The NHS risks up to £5 billion GDPR fines after it decided it could not afford to implement key recommendations from its own review of the WannaCry ransomware attack.
Admittedly a £5 billion fine is based on the spurious assumption that every GDPR breach would result in the maximum permitted fine of four percent of global turnover, whereas the ICO would look at mitigating factors.
And in the immediate aftermath of WannaCry the NHS did reprioritise £21 million to address key vulnerabilities in Major Trauma Centres and Ambulance Trusts. A further £25 million helped strengthen hardware and software at organisations non-compliant against high severity CareCert alerts. Then £150 million was made available to improve monitoring, resilience and response and a new Security Operations Centre (SOC) initiated.
However the review specifically called for: "all NHS organisations [to] develop local action plans to move to compliance with the Cyber Essentials Plus standard by June 2021, " and it added, "This should be the minimum bar that all health and social care organisations must meet. These plans are to be provided to the Chief Information Officer for health and care by 30 June 2018."
Now documents released to the Health Service Journal under the Freedom of Information Act show NHS Digital opposed adopting the recommendation saying: "While NHSD believes using the CE+ [Cyber Essentials Plus] as a benchmark is useful, getting all providers to accreditation would not be value for money." Meeting the standard is estimated to cost the NHS between £800 million and £1 billion.
So if the lower figure of £800 million were taken as what should be done, and some £200 million is what was done, the NHS may be presumed to have done a quarter of what was expected.

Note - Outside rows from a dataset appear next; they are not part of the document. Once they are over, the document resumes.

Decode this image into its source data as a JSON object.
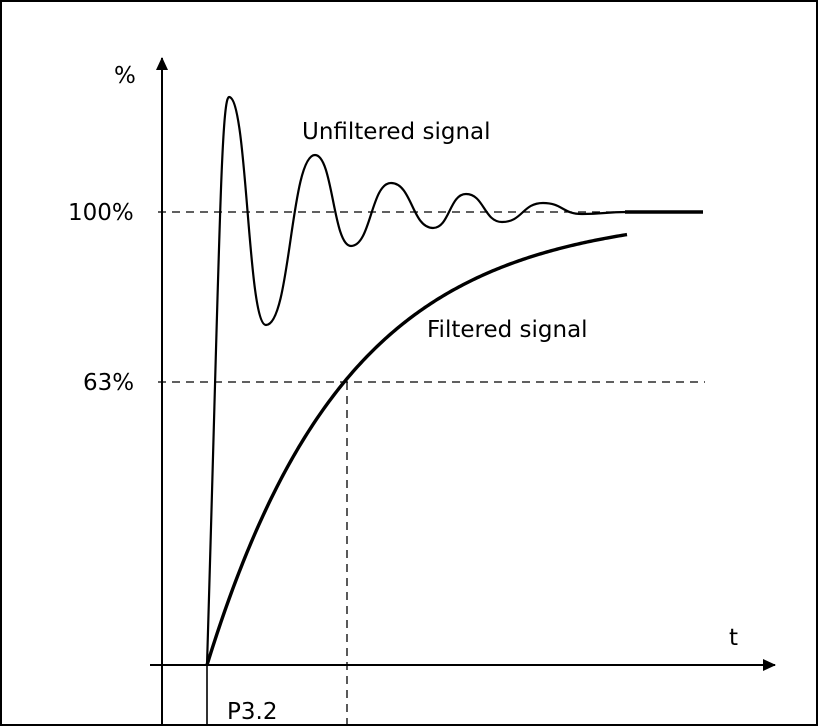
{
  "chart_data": {
    "type": "line",
    "title": "",
    "ylabel": "%",
    "xlabel": "t",
    "ylim": [
      0,
      100
    ],
    "y_ticks": [
      {
        "value": 100,
        "label": "100%"
      },
      {
        "value": 63,
        "label": "63%"
      }
    ],
    "time_constant_label": "P3.2",
    "series": [
      {
        "name": "Unfiltered signal"
      },
      {
        "name": "Filtered signal"
      }
    ],
    "grid": false,
    "colors": {
      "line": "#000000",
      "background": "#ffffff"
    }
  }
}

It may be that the regulators will accept that a transition period is needed to achieve such budgets, that lives matter more than data, and that the organisation has shown willing and is heading in the right direction - or it could fine the NHS a around quarter of the maximum - say £1.25 billion - for ignoring its own advice.
In an email to SC Media UK, Javvad Malik, security advocate at AlienVault commented: "It would be wrong to say that the NHS has outright refused to implement the suggestions of the ICO in terms of improving security. Rather, that to implement each control as specified would be cost-prohibitive, and that the NHS will implement security controls in a manner that is in line with its budget and priorities.
"It is also worthwhile bearing in mind that organisations that invest more in security don't necessarily achieve better outcomes, as presented in the recent AT&T Business Cybersecurity Insight report vol.8"
Sam Curry, chief security officer, Cybereason agreed that the issue was not so straightforward, telling SC Media UK: "There are only three possibilities. First, it's possible that the advice over-compensates. For all security measures such as this one, initial implementations are introduced and along the way it can slow business and efficiency. In medicine this can be extreme, as interruptions can result in literal life lost. This is easily addressed with a panel to look at choices made.
"Second, it's possible that they have made the right call, accepting some measures and rejecting others.
"Finally, they may have the wrong incentives. Put plainly, they may not care enough. That's not an indictment; it may just be a fact. Are they incented to really care about pursuing privacy and security beyond a binary yes/no answer? How much do they care? Is it a first principle?
"The solution emerges then: make a formal, reasoned statement about the degree of care and the importance of privacy and security. If nothing else, GDPR paints a clear set of signposts at least until Brexit. Then convene an internal panel of players on IT risk and an external advisory group of cyber experts to guide next steps and make this an ongoing process of risk and value trade offs."
William Smart, chief information officer for Health and Social Care made his views known in the initial report that he authored, saying: "WannaCry has made clear the need for the NHS to step up efforts with cyber-security so that every possible protection is taken to defend against a future attack."
So how vulnerable is the NHS, and is £800 million an over-reaction and misuse of scarce resources? On the one hand only one percent of NHS activity was directly affected by the WannaCry attack - though 80 out of 236 hospital trusts across England were affected. On the other hand, the ICO reports the healthcare sector as accounting for the highest number of data security incidents in the third quarter of 2016, with 74 of the NHS’s 239 reports related to cyber security incidents.
Healthcare data continues to be highly valued by attackers who specifically target it as it can’t be changed so has a long life as a saleable product on the darkweb. Consequently the NHS is under constant attack, including by targeted custom-malware, incidents continue to happen, there will be breaches that contravene GDPR and impact data owners. But the NHS prefers to call data-owners patients, and has a mindset that would value a fully equipped operating theatre above database integrity. But delivering its service can also be impacted by cyber-attacks - as WannaCry demondstrated - potentially also making the NHS vulnerable to a second set of fines under the NIS directive, equal to GDPR.
Until hacks demonstrably kill people, switching off life-support and the like, then we shouldn't be surprised if current budget triage systems leave healthcare cyber-security in the waiting room.